Abortion was legal nationwide until the U.S. Supreme Court issued its 2022 Dobbs decision that said each state could regulate it. That triggered a previously-dormant South Dakota law, passed in 2005, outlawing abortion other than to protect the life of the mother.
South Dakota voters twice refused to prohibit abortion in statewide votes during the 2006 and 2008 general elections. Both measures were rejected by about 55% of voters. Hansen said those results didn’t set a precedent and the current question wasn’t on the ballot. “So it’s completely different,” he said.

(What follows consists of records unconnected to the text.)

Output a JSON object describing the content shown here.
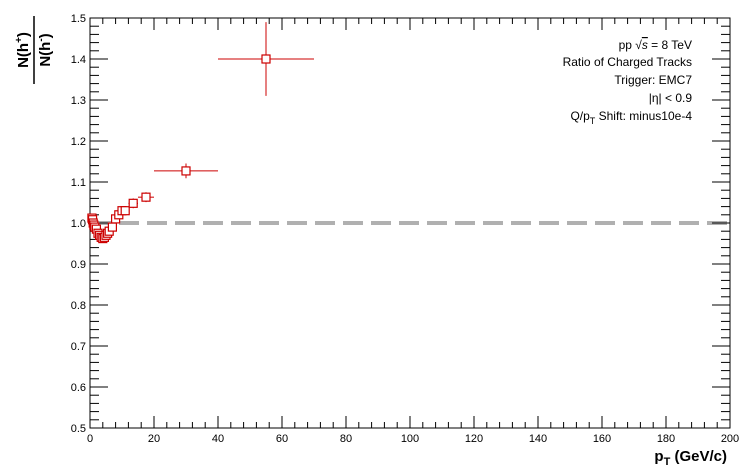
{
  "chart_data": {
    "type": "scatter",
    "title": "",
    "xlabel": {
      "main": "p",
      "sub": "T",
      "rest": " (GeV/c)"
    },
    "ylabel": {
      "num_main": "N(h",
      "num_sup": "+",
      "num_close": ")",
      "den_main": "N(h",
      "den_sup": "-",
      "den_close": ")"
    },
    "xlim": [
      0,
      200
    ],
    "ylim": [
      0.5,
      1.5
    ],
    "x_ticks": [
      0,
      20,
      40,
      60,
      80,
      100,
      120,
      140,
      160,
      180,
      200
    ],
    "x_tick_labels": [
      "0",
      "20",
      "40",
      "60",
      "80",
      "100",
      "120",
      "140",
      "160",
      "180",
      "200"
    ],
    "y_ticks": [
      0.5,
      0.6,
      0.7,
      0.8,
      0.9,
      1.0,
      1.1,
      1.2,
      1.3,
      1.4,
      1.5
    ],
    "y_tick_labels": [
      "0.5",
      "0.6",
      "0.7",
      "0.8",
      "0.9",
      "1.0",
      "1.1",
      "1.2",
      "1.3",
      "1.4",
      "1.5"
    ],
    "reference_line": {
      "y": 1.0,
      "color": "#b0b0b0",
      "style": "dashed"
    },
    "annotations": {
      "line1": {
        "pre": "pp  ",
        "sqrt": "s",
        "post": " = 8 TeV"
      },
      "line2": "Ratio of Charged Tracks",
      "line3": "Trigger: EMC7",
      "line4": "|η| < 0.9",
      "line5": {
        "main": "Q/p",
        "sub": "T",
        "post": " Shift: minus10e-4"
      }
    },
    "series": [
      {
        "color": "#cc0000",
        "marker": "open-square",
        "points": [
          {
            "x": 0.6,
            "y": 1.012,
            "xerr": 0.1,
            "yerr": 0.004
          },
          {
            "x": 0.8,
            "y": 1.008,
            "xerr": 0.1,
            "yerr": 0.004
          },
          {
            "x": 1.0,
            "y": 1.0,
            "xerr": 0.1,
            "yerr": 0.004
          },
          {
            "x": 1.2,
            "y": 0.995,
            "xerr": 0.1,
            "yerr": 0.004
          },
          {
            "x": 1.5,
            "y": 0.99,
            "xerr": 0.15,
            "yerr": 0.005
          },
          {
            "x": 2.0,
            "y": 0.985,
            "xerr": 0.25,
            "yerr": 0.005
          },
          {
            "x": 2.5,
            "y": 0.975,
            "xerr": 0.25,
            "yerr": 0.006
          },
          {
            "x": 3.0,
            "y": 0.97,
            "xerr": 0.25,
            "yerr": 0.006
          },
          {
            "x": 3.5,
            "y": 0.965,
            "xerr": 0.25,
            "yerr": 0.006
          },
          {
            "x": 4.0,
            "y": 0.962,
            "xerr": 0.25,
            "yerr": 0.007
          },
          {
            "x": 4.5,
            "y": 0.965,
            "xerr": 0.25,
            "yerr": 0.007
          },
          {
            "x": 5.0,
            "y": 0.97,
            "xerr": 0.25,
            "yerr": 0.007
          },
          {
            "x": 5.5,
            "y": 0.975,
            "xerr": 0.25,
            "yerr": 0.008
          },
          {
            "x": 6.0,
            "y": 0.98,
            "xerr": 0.25,
            "yerr": 0.008
          },
          {
            "x": 7.0,
            "y": 0.99,
            "xerr": 0.5,
            "yerr": 0.008
          },
          {
            "x": 8.0,
            "y": 1.01,
            "xerr": 0.5,
            "yerr": 0.009
          },
          {
            "x": 9.0,
            "y": 1.02,
            "xerr": 0.5,
            "yerr": 0.01
          },
          {
            "x": 10.0,
            "y": 1.03,
            "xerr": 0.5,
            "yerr": 0.01
          },
          {
            "x": 11.0,
            "y": 1.03,
            "xerr": 0.5,
            "yerr": 0.011
          },
          {
            "x": 13.5,
            "y": 1.048,
            "xerr": 1.5,
            "yerr": 0.012
          },
          {
            "x": 17.5,
            "y": 1.063,
            "xerr": 2.5,
            "yerr": 0.012
          },
          {
            "x": 30.0,
            "y": 1.127,
            "xerr": 10.0,
            "yerr": 0.018
          },
          {
            "x": 55.0,
            "y": 1.4,
            "xerr": 15.0,
            "yerr": 0.09
          }
        ]
      }
    ]
  }
}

Weiland said he knows what’s coming from Hansen’s side. “They’re going to pull out a Trump. They’re going to do everything they can to slow this down from getting on the ballot,” he said about what’s expected from Life Defense Fund.
Weiland, who’s been an unsuccessful Democratic candidate for South Dakota’s seats in the U.S. House and U.S. Senate, said abortion opponents have a religious view that, according to Weiland, shouldn’t be imposed on all. Kansas was the first state since the Dobbs decision where voters decided to protect abortion, which Weiland said was “was like an earthquake” given its Republican-oriented Legislature.
Since then, other states such as Kentucky and Montana have done likewise, and Ohio voters earlier this month rejected an attempt to raise to 60% the state’s threshold for a ballot measure to pass. Republican lawmakers in Ohio had put the question on the ballot to get ahead of a statewide vote on abortion this fall.
The experiences in those states give Weiland hope that South Dakota voters, who have trended Republican and independent for the past decade while Democrats have lost numbers, will support protecting abortion in the state constitution. “If that can happen in Kansas it can happen anywhere,” he said.